On the $p$-essential normality of principal submodules of the Bergman module on strongly pseudoconvex domains

TL;DR

This paper proves that principal submodules of the Bergman module on strongly pseudoconvex domains are $p$-essentially normal for all $p>n$, extending previous results from the unit ball to more general domains.

Contribution

It generalizes the $p$-essential normality of principal submodules from the unit ball to strongly pseudoconvex domains with smooth boundary.

Findings

Principal submodules are $p$-essentially normal for all $p>n$ on these domains.

Extension of previous results from the unit ball to strongly pseudoconvex domains.
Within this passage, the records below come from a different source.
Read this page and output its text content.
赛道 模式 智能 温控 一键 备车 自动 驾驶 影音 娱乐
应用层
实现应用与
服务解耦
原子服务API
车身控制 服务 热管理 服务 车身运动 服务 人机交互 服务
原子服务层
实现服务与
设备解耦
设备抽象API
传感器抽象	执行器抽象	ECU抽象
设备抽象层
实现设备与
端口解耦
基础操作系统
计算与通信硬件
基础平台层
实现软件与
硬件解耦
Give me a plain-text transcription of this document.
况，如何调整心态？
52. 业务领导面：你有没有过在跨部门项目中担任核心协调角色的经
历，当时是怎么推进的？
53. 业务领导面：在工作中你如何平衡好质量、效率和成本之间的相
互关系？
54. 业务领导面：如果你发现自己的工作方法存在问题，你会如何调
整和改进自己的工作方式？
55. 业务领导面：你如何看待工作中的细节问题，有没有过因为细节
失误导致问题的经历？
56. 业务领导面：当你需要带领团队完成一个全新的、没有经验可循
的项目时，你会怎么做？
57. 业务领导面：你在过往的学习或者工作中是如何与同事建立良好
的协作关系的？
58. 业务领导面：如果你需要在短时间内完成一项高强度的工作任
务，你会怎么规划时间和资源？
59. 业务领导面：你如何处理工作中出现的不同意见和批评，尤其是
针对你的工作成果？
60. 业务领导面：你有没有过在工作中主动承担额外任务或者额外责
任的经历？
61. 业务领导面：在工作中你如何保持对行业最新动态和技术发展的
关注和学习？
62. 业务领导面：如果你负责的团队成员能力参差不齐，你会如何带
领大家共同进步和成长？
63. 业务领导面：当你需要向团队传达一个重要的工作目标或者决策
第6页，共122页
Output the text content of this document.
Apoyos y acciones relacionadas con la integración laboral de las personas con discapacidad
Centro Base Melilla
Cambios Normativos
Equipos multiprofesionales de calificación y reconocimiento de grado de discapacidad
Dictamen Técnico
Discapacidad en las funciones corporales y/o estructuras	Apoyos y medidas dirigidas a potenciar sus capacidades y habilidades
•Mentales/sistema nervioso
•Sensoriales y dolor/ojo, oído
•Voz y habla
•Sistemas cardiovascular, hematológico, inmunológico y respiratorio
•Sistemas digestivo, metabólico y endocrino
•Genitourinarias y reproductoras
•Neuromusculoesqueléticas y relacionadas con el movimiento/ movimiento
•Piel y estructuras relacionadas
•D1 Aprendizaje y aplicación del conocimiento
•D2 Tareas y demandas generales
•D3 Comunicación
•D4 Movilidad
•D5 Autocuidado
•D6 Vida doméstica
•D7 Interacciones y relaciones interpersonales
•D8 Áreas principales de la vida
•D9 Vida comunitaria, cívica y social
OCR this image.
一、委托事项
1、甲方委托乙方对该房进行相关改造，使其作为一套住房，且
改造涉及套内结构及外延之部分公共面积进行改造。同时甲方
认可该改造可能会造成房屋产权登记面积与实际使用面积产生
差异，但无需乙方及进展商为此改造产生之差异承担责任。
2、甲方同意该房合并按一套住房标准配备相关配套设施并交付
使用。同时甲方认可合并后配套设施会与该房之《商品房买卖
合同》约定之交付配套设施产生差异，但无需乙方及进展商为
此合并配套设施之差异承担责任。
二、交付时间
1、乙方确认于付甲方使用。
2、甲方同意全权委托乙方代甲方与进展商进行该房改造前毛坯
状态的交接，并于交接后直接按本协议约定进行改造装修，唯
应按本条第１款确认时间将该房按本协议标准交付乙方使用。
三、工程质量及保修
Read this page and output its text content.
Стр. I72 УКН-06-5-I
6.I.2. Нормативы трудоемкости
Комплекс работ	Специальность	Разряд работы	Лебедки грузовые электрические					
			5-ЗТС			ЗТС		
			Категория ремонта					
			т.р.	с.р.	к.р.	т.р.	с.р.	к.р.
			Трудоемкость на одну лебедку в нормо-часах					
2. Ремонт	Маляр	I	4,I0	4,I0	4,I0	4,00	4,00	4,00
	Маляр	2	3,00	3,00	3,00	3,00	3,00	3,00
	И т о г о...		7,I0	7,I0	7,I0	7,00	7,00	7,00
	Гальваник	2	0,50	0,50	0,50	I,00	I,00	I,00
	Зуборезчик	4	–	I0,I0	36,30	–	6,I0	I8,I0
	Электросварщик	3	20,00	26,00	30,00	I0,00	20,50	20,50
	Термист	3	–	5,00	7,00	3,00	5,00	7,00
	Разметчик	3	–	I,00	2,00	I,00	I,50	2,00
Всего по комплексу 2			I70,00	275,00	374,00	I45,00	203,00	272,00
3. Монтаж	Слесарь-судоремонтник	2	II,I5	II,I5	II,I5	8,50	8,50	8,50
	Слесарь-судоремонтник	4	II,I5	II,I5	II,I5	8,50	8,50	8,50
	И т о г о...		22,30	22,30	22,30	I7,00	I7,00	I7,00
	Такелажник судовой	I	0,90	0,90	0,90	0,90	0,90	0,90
Submodules vanishing on analytic subsets of codimension 1 are also $p$-essentially normal.

Abstract

In this paper, we show that under a mild condition, a principal submodule of the Bergman module on a bounded strongly pseudoconvex domain with smooth boundary in $\mathbb{C}^n$ is $p$-essentially normal for all $p>n$. This improves a previous result by the first author and K. Wang, in which it was shown that any polynomial-generated principal submodule of the Bergman module on the unit ball $\mathbb{B}_n$ is $p$-essentially normal for all $p>n$. As a consequence, we show that the submodule of $L_a^2(\mathbb{B}_n)$ consisting of functions vanishing on an analytic subset of pure codimension $1$ is $p$-essentially normal for all $p>n$.